Every non-aggregated column in your SELECT list must appear in the GROUP BY clause. This rule ensures that each output row maps to exactly one group. Violating it produces an error in standard SQL (though MySQL historically allowed it, leading to nondeterministic results).

GROUP BY is evaluated after WHERE but before HAVING and SELECT. This means WHERE filters individual rows before grouping, and HAVING filters the resulting groups.

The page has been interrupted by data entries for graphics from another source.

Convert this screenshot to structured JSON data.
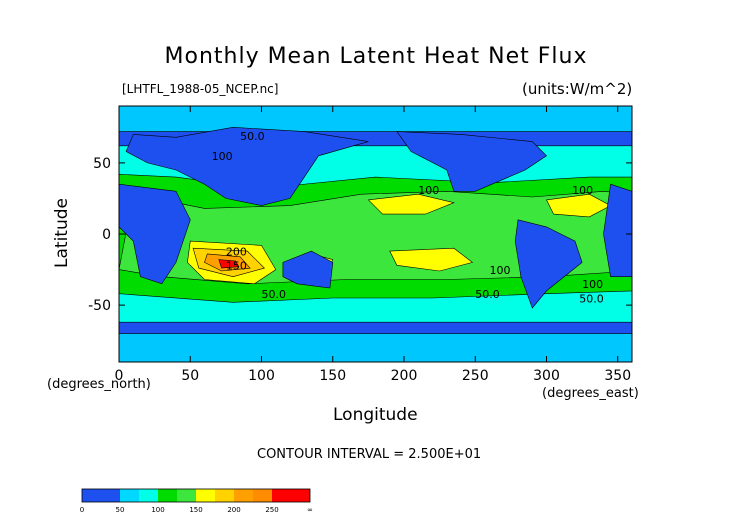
{
  "chart_data": {
    "type": "heatmap",
    "title": "Monthly Mean Latent Heat Net Flux",
    "file_label": "[LHTFL_1988-05_NCEP.nc]",
    "units_label": "(units:W/m^2)",
    "xlabel": "Longitude",
    "ylabel": "Latitude",
    "x_unit_label": "(degrees_east)",
    "y_unit_label": "(degrees_north)",
    "xlim": [
      0,
      360
    ],
    "ylim": [
      -90,
      90
    ],
    "x_ticks": [
      0,
      50,
      100,
      150,
      200,
      250,
      300,
      350
    ],
    "y_ticks": [
      -50,
      0,
      50
    ],
    "contour_interval_text": "CONTOUR INTERVAL = 2.500E+01",
    "contour_labels": [
      {
        "text": "50.0",
        "lon": 85,
        "lat": 66
      },
      {
        "text": "100",
        "lon": 65,
        "lat": 52
      },
      {
        "text": "100",
        "lon": 210,
        "lat": 28
      },
      {
        "text": "200",
        "lon": 75,
        "lat": -15
      },
      {
        "text": "150",
        "lon": 75,
        "lat": -25
      },
      {
        "text": "50.0",
        "lon": 100,
        "lat": -45
      },
      {
        "text": "100",
        "lon": 260,
        "lat": -28
      },
      {
        "text": "50.0",
        "lon": 250,
        "lat": -45
      },
      {
        "text": "100",
        "lon": 318,
        "lat": 28
      },
      {
        "text": "100",
        "lon": 325,
        "lat": -38
      },
      {
        "text": "50.0",
        "lon": 323,
        "lat": -48
      }
    ],
    "colorbar": {
      "bins": [
        "0-25",
        "25-50",
        "50-75",
        "75-100",
        "100-125",
        "125-150",
        "150-175",
        "175-200",
        "200-225",
        "225-250",
        "250-275",
        "275-∞"
      ],
      "colors": [
        "#1e50f0",
        "#1e50f0",
        "#00d8ff",
        "#00ffe6",
        "#00dc00",
        "#3ce63c",
        "#ffff00",
        "#ffd200",
        "#ffa000",
        "#ff8c00",
        "#ff0000",
        "#ff0000"
      ],
      "tick_labels": [
        "0",
        "50",
        "100",
        "150",
        "200",
        "250",
        "∞"
      ]
    },
    "regions": [
      {
        "level": 3,
        "pts": [
          [
            0,
            62
          ],
          [
            360,
            62
          ],
          [
            360,
            -62
          ],
          [
            0,
            -62
          ]
        ]
      },
      {
        "level": 4,
        "pts": [
          [
            0,
            42
          ],
          [
            40,
            40
          ],
          [
            100,
            32
          ],
          [
            180,
            40
          ],
          [
            260,
            36
          ],
          [
            330,
            40
          ],
          [
            360,
            40
          ],
          [
            360,
            -40
          ],
          [
            300,
            -42
          ],
          [
            220,
            -45
          ],
          [
            150,
            -45
          ],
          [
            80,
            -48
          ],
          [
            0,
            -42
          ]
        ]
      },
      {
        "level": 5,
        "pts": [
          [
            10,
            28
          ],
          [
            60,
            18
          ],
          [
            120,
            20
          ],
          [
            170,
            28
          ],
          [
            230,
            30
          ],
          [
            290,
            26
          ],
          [
            340,
            30
          ],
          [
            360,
            28
          ],
          [
            360,
            -26
          ],
          [
            300,
            -30
          ],
          [
            230,
            -32
          ],
          [
            160,
            -32
          ],
          [
            90,
            -35
          ],
          [
            30,
            -30
          ],
          [
            0,
            -25
          ]
        ]
      },
      {
        "level": 6,
        "pts": [
          [
            50,
            -5
          ],
          [
            100,
            -8
          ],
          [
            110,
            -25
          ],
          [
            95,
            -35
          ],
          [
            60,
            -32
          ],
          [
            48,
            -20
          ]
        ]
      },
      {
        "level": 6,
        "pts": [
          [
            175,
            24
          ],
          [
            210,
            28
          ],
          [
            235,
            22
          ],
          [
            215,
            14
          ],
          [
            185,
            14
          ]
        ]
      },
      {
        "level": 6,
        "pts": [
          [
            190,
            -12
          ],
          [
            235,
            -10
          ],
          [
            248,
            -20
          ],
          [
            225,
            -26
          ],
          [
            195,
            -22
          ]
        ]
      },
      {
        "level": 6,
        "pts": [
          [
            300,
            24
          ],
          [
            330,
            28
          ],
          [
            345,
            20
          ],
          [
            330,
            12
          ],
          [
            305,
            14
          ]
        ]
      },
      {
        "level": 6,
        "pts": [
          [
            135,
            -14
          ],
          [
            150,
            -18
          ],
          [
            145,
            -28
          ],
          [
            132,
            -24
          ]
        ]
      },
      {
        "level": 7,
        "pts": [
          [
            52,
            -10
          ],
          [
            90,
            -12
          ],
          [
            102,
            -24
          ],
          [
            80,
            -30
          ],
          [
            56,
            -24
          ]
        ]
      },
      {
        "level": 8,
        "pts": [
          [
            62,
            -14
          ],
          [
            85,
            -16
          ],
          [
            92,
            -24
          ],
          [
            72,
            -26
          ],
          [
            60,
            -20
          ]
        ]
      },
      {
        "level": 9,
        "pts": [
          [
            70,
            -18
          ],
          [
            82,
            -19
          ],
          [
            84,
            -23
          ],
          [
            72,
            -24
          ]
        ]
      },
      {
        "level": 1,
        "pts": [
          [
            0,
            90
          ],
          [
            360,
            90
          ],
          [
            360,
            72
          ],
          [
            0,
            72
          ]
        ]
      },
      {
        "level": 1,
        "pts": [
          [
            0,
            -90
          ],
          [
            360,
            -90
          ],
          [
            360,
            -70
          ],
          [
            0,
            -70
          ]
        ]
      },
      {
        "level": 0,
        "pts": [
          [
            10,
            70
          ],
          [
            40,
            68
          ],
          [
            80,
            75
          ],
          [
            130,
            72
          ],
          [
            175,
            65
          ],
          [
            140,
            55
          ],
          [
            130,
            40
          ],
          [
            120,
            25
          ],
          [
            100,
            20
          ],
          [
            75,
            25
          ],
          [
            60,
            35
          ],
          [
            40,
            45
          ],
          [
            20,
            50
          ],
          [
            5,
            58
          ]
        ]
      },
      {
        "level": 0,
        "pts": [
          [
            195,
            72
          ],
          [
            240,
            70
          ],
          [
            290,
            65
          ],
          [
            300,
            55
          ],
          [
            285,
            45
          ],
          [
            250,
            30
          ],
          [
            235,
            30
          ],
          [
            230,
            45
          ],
          [
            205,
            58
          ]
        ]
      },
      {
        "level": 0,
        "pts": [
          [
            280,
            10
          ],
          [
            300,
            5
          ],
          [
            320,
            -5
          ],
          [
            325,
            -20
          ],
          [
            300,
            -40
          ],
          [
            290,
            -52
          ],
          [
            282,
            -30
          ],
          [
            278,
            -5
          ]
        ]
      },
      {
        "level": 0,
        "pts": [
          [
            345,
            35
          ],
          [
            360,
            30
          ],
          [
            360,
            -30
          ],
          [
            345,
            -30
          ],
          [
            340,
            0
          ]
        ]
      },
      {
        "level": 0,
        "pts": [
          [
            0,
            35
          ],
          [
            40,
            30
          ],
          [
            50,
            10
          ],
          [
            40,
            -20
          ],
          [
            30,
            -35
          ],
          [
            15,
            -30
          ],
          [
            10,
            -5
          ],
          [
            0,
            5
          ]
        ]
      },
      {
        "level": 0,
        "pts": [
          [
            115,
            -20
          ],
          [
            135,
            -12
          ],
          [
            150,
            -20
          ],
          [
            148,
            -38
          ],
          [
            125,
            -35
          ],
          [
            115,
            -30
          ]
        ]
      }
    ]
  }
}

Understanding this order of operations is key to writing correct aggregation queries.

Syntax

-- Group by a single column
SELECT category, COUNT(*) AS cnt
FROM products
GROUP BY category;

-- Group by multiple columns
SELECT
  category,
  status,
  COUNT(*) AS cnt
FROM products
GROUP BY category, status;

-- Group by expression
SELECT
  DATE_TRUNC('month', order_date) AS month,
  SUM(total_amount) AS revenue
FROM orders
GROUP BY DATE_TRUNC('month', order_date);

Practical Example

Using the ecommerce schema (customers, orders, order_items, products)

-- Revenue breakdown by product category
SELECT
  p.category,
  COUNT(DISTINCT o.order_id) AS orders,
  SUM(oi.quantity)            AS units_sold,
  SUM(oi.unit_price * oi.quantity) AS revenue
FROM order_items oi
JOIN products p ON p.product_id = oi.product_id
JOIN orders o ON o.order_id = oi.order_id
GROUP BY p.category
ORDER BY revenue DESC;

-- Average order value by customer state
SELECT
  c.state,
  COUNT(o.order_id)   AS order_count,
  AVG(o.total_amount) AS avg_order_value
FROM customers c
JOIN orders o ON o.customer_id = c.customer_id
GROUP BY c.state
ORDER BY avg_order_value DESC;

Common Pitfalls & Tips

  • 1Every non-aggregated column in SELECT must be in GROUP BY. Forgetting one column causes an error (or worse, undefined behavior in MySQL's permissive mode).
  • 2GROUP BY happens before SELECT aliases are available. In standard SQL you cannot write GROUP BY alias_name — repeat the expression or use a subquery.
  • 3Grouping by high-cardinality columns (e.g., a unique ID) gives you one row per value, defeating the purpose of aggregation.